Projeções macroeconômicas para 2022

By | Dados Macroeconômicos, Indicadores

2022 será mais um ano novo com velhos desafios. A combinação de inflação acima da meta, atividade econômica em recessão técnica, alto desemprego e contas públicas deterioradas é ao mesmo tempo passado e futuro da economia brasileira. A perspectiva não é animadora, confira nossos números dos principais indicadores macroeconômicos abaixo.

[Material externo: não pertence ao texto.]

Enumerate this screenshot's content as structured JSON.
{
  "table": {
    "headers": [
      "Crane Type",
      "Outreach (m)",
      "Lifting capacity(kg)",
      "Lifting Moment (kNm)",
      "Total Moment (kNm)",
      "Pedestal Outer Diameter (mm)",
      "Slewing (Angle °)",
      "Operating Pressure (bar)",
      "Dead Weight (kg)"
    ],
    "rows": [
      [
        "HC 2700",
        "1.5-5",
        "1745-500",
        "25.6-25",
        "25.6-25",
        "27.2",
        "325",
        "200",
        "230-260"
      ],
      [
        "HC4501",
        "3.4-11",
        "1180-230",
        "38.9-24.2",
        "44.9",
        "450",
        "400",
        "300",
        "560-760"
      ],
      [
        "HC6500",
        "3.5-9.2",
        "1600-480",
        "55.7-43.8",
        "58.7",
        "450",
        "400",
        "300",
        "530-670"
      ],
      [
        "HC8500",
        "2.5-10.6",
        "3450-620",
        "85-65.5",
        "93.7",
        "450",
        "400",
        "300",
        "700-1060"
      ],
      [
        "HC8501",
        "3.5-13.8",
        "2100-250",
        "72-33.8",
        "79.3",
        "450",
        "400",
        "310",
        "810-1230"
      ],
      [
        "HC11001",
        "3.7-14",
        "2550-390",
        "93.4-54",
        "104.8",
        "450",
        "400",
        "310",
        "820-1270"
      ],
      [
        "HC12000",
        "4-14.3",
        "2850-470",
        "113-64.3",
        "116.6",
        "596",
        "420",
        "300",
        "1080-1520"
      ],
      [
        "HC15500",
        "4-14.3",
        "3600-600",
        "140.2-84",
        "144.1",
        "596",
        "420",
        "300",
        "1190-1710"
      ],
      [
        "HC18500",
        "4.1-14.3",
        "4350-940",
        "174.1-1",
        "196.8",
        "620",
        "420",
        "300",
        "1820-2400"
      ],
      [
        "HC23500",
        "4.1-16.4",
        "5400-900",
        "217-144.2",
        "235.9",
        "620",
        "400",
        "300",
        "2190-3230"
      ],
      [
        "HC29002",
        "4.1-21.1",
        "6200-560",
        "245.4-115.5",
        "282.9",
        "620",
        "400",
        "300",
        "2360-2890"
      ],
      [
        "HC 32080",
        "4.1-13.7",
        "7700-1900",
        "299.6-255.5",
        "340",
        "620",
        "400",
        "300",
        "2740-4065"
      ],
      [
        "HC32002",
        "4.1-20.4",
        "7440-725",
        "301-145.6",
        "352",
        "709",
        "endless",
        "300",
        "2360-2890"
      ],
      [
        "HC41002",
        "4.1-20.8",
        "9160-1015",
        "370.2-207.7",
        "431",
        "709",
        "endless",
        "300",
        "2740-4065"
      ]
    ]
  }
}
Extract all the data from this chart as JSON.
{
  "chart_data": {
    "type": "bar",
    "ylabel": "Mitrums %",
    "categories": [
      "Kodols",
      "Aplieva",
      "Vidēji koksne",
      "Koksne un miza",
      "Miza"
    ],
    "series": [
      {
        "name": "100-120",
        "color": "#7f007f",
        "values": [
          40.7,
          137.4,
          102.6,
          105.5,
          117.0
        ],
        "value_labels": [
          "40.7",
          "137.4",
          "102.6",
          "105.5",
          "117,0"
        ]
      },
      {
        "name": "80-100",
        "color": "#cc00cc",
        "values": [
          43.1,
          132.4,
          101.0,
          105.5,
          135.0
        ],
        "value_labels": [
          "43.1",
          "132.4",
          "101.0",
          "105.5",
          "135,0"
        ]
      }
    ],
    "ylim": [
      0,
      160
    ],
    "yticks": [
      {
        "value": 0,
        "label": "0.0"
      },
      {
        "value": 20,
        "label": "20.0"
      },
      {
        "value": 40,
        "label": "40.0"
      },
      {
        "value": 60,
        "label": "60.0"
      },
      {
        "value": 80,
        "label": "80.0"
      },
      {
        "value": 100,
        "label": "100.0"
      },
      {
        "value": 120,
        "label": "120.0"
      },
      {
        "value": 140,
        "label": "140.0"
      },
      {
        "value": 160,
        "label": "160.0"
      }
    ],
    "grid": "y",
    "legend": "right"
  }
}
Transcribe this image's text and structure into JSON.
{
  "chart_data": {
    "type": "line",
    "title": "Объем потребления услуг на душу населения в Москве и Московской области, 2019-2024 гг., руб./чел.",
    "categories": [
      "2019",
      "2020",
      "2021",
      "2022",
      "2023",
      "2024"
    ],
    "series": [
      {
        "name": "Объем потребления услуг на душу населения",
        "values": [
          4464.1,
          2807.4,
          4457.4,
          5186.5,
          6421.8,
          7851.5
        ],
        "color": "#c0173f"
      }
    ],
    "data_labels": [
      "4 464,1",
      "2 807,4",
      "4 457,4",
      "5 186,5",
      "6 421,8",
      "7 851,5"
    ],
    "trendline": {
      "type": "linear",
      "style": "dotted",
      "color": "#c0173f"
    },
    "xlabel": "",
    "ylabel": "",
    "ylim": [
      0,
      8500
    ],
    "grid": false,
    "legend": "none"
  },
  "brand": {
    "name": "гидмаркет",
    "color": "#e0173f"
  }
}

Com a inflação corrente em patamar elevado e acima da meta, além da surpresa do IPCA em outubro, nossa projeção de inflação para 2021 é de 9,82%, convergindo para dentro do intervalo da meta somente após o segundo semestre de 2022 e encerrando em 3,74%.

O custo de trazer a inflação para meta será enorme e o Banco Central deve continuar fazendo sucessivos aumentos da taxa de juros durante o primeiro semestre de 2022, com SELIC terminal projetada em 10,75% a.a. e risco de alta.

O impacto da contração monetária será significativo, mas ainda assim o PIB deve apresentar - com otimismo - crescimento de 1,83% em 2022. O valor é abaixo da média histórica (2,20%) da série, mensurada a partir de 2000. Na variação marginal, a economia deve sair do terreno negativo somente a partir do segundo trimestre de próximo ano.

Por fim, a moeda brasileira deve seguir se desvalorizando significativamente, encerrando o ano de 2022 com a taxa de câmbio nominal cotada acima dos (R$/US$) 7,00.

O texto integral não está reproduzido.